Es ist mal wieder so weit, der Synagogenneubau in der Sigismundstraße 8 geht in die nächste und – wie die Gemeinderätinnen und -räte inbrünstig hoffen – auch letzte Runde. Nachdem auch infolge der zeitweisen Spaltung der Konstanzer Jüdischen Gemeinde in einen liberalen und einen orthodoxen Flügel der Neubau, zu dem die Stadt das Grundstück geben will, jahrelang nicht zustande kam, gibt es jetzt dem Vernehmen nach ein Bau- und Finanzierungskonzept. Im Gemeinderat ging es jetzt darum, das Grundstück erneut ganz formell der Jüdischen Gemeinde zu übereignen, damit bald gebaut werden kann.
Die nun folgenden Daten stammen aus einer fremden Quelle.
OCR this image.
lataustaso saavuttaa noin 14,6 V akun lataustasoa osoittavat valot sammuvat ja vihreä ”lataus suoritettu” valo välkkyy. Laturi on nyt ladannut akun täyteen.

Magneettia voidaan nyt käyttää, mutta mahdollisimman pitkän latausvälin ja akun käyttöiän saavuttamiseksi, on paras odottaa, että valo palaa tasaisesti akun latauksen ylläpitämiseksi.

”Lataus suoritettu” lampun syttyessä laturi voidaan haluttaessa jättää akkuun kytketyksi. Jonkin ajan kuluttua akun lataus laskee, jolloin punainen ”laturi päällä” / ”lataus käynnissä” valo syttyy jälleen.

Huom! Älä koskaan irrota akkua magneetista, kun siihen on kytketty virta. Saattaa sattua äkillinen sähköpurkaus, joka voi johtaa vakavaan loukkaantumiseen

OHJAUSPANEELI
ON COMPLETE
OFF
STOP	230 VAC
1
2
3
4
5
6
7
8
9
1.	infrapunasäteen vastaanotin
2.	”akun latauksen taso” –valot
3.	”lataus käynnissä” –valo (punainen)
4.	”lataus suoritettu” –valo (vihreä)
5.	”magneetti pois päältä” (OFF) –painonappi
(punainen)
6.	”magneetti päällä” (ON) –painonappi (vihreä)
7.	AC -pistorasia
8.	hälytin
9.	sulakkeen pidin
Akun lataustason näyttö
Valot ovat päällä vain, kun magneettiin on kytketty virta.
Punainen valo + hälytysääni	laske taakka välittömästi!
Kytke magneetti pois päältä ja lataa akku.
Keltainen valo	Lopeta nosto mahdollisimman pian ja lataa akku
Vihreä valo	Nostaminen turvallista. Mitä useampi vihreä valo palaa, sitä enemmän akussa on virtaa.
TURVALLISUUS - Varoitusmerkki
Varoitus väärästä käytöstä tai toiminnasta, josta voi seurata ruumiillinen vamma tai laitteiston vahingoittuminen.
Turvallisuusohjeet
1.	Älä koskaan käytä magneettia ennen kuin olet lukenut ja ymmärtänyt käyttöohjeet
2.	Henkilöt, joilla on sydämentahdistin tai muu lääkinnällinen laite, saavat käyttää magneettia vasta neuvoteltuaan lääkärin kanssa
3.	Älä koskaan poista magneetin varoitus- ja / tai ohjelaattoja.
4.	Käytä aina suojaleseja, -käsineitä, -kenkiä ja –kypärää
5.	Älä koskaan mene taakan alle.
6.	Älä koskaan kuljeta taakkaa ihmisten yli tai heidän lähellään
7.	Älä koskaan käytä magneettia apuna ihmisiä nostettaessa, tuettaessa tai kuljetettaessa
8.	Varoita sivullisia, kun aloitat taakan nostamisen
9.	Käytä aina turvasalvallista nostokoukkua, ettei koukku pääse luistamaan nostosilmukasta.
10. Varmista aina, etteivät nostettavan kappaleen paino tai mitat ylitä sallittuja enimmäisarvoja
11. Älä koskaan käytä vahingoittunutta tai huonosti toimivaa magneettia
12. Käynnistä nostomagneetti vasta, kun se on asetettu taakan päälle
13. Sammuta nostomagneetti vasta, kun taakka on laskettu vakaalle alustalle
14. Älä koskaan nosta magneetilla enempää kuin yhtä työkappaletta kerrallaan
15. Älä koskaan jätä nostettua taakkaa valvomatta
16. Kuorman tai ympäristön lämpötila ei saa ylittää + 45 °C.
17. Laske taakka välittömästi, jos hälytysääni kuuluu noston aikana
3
Synagoge könnte 2015 eingeweiht werden
Vorgesehen ist, dass die Israelitische Religionsgemeinschaft (IRG) Baden als Bauherr 3,45 Millionen Euro gibt und die Konstanzer Gemeinde sich mit 550.000 Euro an dem Neubau beteiligt. Anwalt Steffen Barth, der die IRG Baden vertritt, erläuterte den weiteren Zeitplan: Neuere Untersuchungen haben danach ergeben, dass es sich um einen schwierigen Baugrund handelt, weshalb jetzt doch Pfahlgründungen notwendig werden, was die Archäologen auf den Plan ruft. Die künftige Baustelle gehört nun für voraussichtlich sechs bis sieben Monate den Wissenschaftlern, die gleich zu graben anfangen wollen. Danach kann, wenn alles gut geht, noch im Herbst 2013 eine Betonplatte gegossen und mit dem Rohbau begonnen werden, so dass bis zur Winterpause bereits einiges steht und je nach Wetter eventuell schon mit ersten Innenarbeiten begonnen werden kann. Etwa im Sommer oder Herbst 2015 könnte die Synagoge dann fertig sein, sofern es nicht zu unvorhergesehenen Schwierigkeiten beim Bau kommt.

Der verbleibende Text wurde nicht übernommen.